Does Leahy think that 8,000 charities are too many for one small country?

She is careful about her reply. “I think there is a lot of duplication. I would never run down any charity because people get involved with them for all kinds of reasons. And I do think people get very tired of being asked for money constantly, especially at Christmas. But certainly, with Console, huge damage was done to public trust.”

I ask her if she is religious? She saw Pope Francis on his recent visit to Ireland, “but only because Br Kevin rang me and invited me. I wouldn’t have gone to see him otherwise”. Pope Francis went to meet Br Kevin Crowley at the Capuchin Day Centre for Homeless People.

To relax, she does yoga, and reads

“I have faith and I do believe there is a higher power. There is a mystery to life: why are we here, what are we here for, what is the plan for us? I have faith, but I’m not religious.”
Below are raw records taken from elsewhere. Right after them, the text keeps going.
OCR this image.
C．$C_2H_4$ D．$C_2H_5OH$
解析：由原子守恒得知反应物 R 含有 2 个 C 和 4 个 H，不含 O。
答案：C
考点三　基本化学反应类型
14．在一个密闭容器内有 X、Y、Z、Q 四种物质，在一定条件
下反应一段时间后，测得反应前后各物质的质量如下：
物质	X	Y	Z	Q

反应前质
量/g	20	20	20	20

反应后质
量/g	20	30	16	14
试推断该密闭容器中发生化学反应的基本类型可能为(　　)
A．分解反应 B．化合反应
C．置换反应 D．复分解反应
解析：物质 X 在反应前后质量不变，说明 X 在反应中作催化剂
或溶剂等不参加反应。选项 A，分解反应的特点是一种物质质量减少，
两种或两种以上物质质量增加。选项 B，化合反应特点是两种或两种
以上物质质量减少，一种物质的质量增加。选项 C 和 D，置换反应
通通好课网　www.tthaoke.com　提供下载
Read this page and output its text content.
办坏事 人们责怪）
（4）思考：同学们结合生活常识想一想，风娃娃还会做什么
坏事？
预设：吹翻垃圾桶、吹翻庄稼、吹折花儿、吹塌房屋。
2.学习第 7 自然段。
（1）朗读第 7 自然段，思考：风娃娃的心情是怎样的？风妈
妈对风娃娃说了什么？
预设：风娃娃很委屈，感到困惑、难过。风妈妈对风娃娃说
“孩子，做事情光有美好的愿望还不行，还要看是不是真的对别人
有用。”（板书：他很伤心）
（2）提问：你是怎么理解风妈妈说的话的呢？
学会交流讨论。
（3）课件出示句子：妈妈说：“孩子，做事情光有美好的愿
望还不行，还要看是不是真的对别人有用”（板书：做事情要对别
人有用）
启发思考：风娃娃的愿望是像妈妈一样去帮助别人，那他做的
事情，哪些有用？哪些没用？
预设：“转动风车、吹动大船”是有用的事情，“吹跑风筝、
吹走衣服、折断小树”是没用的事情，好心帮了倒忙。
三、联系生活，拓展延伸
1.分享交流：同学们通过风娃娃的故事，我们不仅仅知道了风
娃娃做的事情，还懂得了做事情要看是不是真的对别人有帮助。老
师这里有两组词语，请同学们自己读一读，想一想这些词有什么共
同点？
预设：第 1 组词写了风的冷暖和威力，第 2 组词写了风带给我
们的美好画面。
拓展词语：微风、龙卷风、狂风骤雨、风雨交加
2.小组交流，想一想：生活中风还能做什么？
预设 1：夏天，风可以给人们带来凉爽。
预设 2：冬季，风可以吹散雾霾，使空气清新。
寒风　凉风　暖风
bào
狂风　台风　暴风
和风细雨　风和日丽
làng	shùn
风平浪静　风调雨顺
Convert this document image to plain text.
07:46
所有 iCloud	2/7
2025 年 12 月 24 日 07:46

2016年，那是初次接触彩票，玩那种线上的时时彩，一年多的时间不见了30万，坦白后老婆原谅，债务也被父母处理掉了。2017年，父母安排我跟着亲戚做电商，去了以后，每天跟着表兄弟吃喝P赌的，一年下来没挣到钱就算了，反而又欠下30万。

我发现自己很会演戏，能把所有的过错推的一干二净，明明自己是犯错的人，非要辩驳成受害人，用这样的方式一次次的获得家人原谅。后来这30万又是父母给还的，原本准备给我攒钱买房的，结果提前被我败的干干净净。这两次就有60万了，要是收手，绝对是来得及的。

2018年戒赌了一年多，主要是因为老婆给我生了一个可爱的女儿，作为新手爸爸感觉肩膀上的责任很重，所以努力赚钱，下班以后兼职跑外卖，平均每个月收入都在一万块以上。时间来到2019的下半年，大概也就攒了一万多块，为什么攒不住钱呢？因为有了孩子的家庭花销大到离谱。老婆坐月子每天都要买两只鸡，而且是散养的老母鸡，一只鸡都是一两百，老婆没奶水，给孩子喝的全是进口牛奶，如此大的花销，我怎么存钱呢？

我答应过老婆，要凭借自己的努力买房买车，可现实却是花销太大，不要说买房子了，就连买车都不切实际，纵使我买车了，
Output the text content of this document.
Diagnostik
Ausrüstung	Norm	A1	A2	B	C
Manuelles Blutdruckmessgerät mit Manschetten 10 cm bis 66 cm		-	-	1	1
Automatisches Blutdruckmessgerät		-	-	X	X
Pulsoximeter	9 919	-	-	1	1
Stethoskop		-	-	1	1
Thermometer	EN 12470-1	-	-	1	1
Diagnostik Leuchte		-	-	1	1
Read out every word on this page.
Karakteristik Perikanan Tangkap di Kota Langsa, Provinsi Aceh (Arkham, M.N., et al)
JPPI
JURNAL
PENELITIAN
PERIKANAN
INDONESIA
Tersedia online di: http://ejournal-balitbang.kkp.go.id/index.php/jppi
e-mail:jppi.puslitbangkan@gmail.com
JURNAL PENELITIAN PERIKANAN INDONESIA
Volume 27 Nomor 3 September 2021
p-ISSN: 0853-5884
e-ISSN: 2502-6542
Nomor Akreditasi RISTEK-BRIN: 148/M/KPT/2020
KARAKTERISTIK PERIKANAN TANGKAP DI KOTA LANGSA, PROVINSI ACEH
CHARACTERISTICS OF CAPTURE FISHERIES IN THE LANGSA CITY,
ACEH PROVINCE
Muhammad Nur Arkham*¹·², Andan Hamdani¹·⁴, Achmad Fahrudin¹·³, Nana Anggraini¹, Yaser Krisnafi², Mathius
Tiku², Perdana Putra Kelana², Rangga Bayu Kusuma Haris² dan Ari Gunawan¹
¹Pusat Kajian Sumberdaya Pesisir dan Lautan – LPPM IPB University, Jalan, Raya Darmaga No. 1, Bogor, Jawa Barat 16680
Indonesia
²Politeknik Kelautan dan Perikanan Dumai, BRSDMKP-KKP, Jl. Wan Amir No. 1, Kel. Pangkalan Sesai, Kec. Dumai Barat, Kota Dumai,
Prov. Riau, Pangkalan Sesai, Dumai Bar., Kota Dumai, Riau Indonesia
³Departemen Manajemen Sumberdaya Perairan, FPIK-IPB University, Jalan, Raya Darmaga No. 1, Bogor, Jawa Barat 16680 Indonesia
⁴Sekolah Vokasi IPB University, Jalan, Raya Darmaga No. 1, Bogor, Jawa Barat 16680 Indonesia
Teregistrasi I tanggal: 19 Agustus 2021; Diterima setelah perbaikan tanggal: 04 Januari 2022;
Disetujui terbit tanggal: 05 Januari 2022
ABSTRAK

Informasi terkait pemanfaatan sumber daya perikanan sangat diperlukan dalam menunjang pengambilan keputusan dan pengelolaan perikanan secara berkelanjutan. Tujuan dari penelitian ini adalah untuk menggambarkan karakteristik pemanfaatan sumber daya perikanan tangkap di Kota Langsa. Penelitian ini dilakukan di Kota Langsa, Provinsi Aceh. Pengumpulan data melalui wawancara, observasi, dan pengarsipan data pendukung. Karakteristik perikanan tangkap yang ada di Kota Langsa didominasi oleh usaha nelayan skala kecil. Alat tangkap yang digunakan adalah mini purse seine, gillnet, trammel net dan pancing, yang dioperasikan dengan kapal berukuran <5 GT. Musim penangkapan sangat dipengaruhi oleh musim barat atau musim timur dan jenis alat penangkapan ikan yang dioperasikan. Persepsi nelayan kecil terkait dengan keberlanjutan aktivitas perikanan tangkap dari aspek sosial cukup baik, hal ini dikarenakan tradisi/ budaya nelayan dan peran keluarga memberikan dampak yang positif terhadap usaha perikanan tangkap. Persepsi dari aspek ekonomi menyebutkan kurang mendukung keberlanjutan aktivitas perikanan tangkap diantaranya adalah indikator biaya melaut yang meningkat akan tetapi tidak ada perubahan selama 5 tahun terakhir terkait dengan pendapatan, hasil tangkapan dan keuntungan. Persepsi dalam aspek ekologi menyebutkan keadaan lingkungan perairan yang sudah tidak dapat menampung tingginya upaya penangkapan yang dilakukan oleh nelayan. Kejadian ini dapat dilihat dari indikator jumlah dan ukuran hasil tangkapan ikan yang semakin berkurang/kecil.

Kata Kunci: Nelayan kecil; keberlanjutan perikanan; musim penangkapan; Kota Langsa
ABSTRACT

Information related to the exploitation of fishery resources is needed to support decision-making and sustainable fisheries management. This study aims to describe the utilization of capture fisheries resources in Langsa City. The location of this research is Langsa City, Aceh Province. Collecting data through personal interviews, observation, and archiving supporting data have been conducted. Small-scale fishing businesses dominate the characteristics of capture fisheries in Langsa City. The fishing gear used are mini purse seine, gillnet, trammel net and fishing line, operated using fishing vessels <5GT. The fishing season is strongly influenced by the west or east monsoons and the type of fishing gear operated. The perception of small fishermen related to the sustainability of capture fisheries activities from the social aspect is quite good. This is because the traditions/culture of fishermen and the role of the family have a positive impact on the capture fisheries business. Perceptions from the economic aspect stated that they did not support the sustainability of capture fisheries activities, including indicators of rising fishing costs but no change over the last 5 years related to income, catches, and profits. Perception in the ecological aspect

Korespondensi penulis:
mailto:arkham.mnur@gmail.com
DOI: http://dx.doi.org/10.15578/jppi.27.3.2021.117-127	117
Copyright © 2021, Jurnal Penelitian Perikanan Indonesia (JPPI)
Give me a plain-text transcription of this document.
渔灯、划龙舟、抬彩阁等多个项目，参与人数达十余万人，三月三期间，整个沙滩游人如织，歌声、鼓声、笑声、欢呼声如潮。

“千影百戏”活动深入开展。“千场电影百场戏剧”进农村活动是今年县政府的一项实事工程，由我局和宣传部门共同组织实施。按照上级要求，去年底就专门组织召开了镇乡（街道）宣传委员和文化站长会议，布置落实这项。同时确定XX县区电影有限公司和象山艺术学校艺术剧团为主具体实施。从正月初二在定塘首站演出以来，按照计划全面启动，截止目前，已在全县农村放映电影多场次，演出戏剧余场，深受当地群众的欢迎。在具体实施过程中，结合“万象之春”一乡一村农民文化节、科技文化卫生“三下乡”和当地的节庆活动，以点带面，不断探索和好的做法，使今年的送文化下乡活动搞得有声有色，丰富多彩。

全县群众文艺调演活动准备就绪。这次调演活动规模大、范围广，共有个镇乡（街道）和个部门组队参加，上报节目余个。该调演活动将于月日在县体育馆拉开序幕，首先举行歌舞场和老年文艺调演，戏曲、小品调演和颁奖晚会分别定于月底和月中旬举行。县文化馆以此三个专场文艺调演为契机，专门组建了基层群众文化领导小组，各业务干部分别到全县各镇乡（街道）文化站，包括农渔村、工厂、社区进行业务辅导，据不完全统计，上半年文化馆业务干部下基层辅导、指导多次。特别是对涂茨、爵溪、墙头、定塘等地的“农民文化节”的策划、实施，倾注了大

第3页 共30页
To relax, she does yoga, and reads. At the moment, she's reading Bruce Springsteen's memoir, and Jordan Peterson's 12 Rules for Life, An Antidote to Chaos. She also has a novel by Sheila Flanagan beside the bed. "I think it's important to have something with a happy ending."

“You can’t change people unless they want to change themselves,” she says at once. “And how important compassion is. Whether you are JP McManus or someone struggling to raise children in temporary accommodation, your life is important. Everyone’s life is important, no matter what their circumstances are.”

  • The Stars Are Our Only Warmth, by Alice Leahy, with Catherine Cleary, is published by O'Brien Press.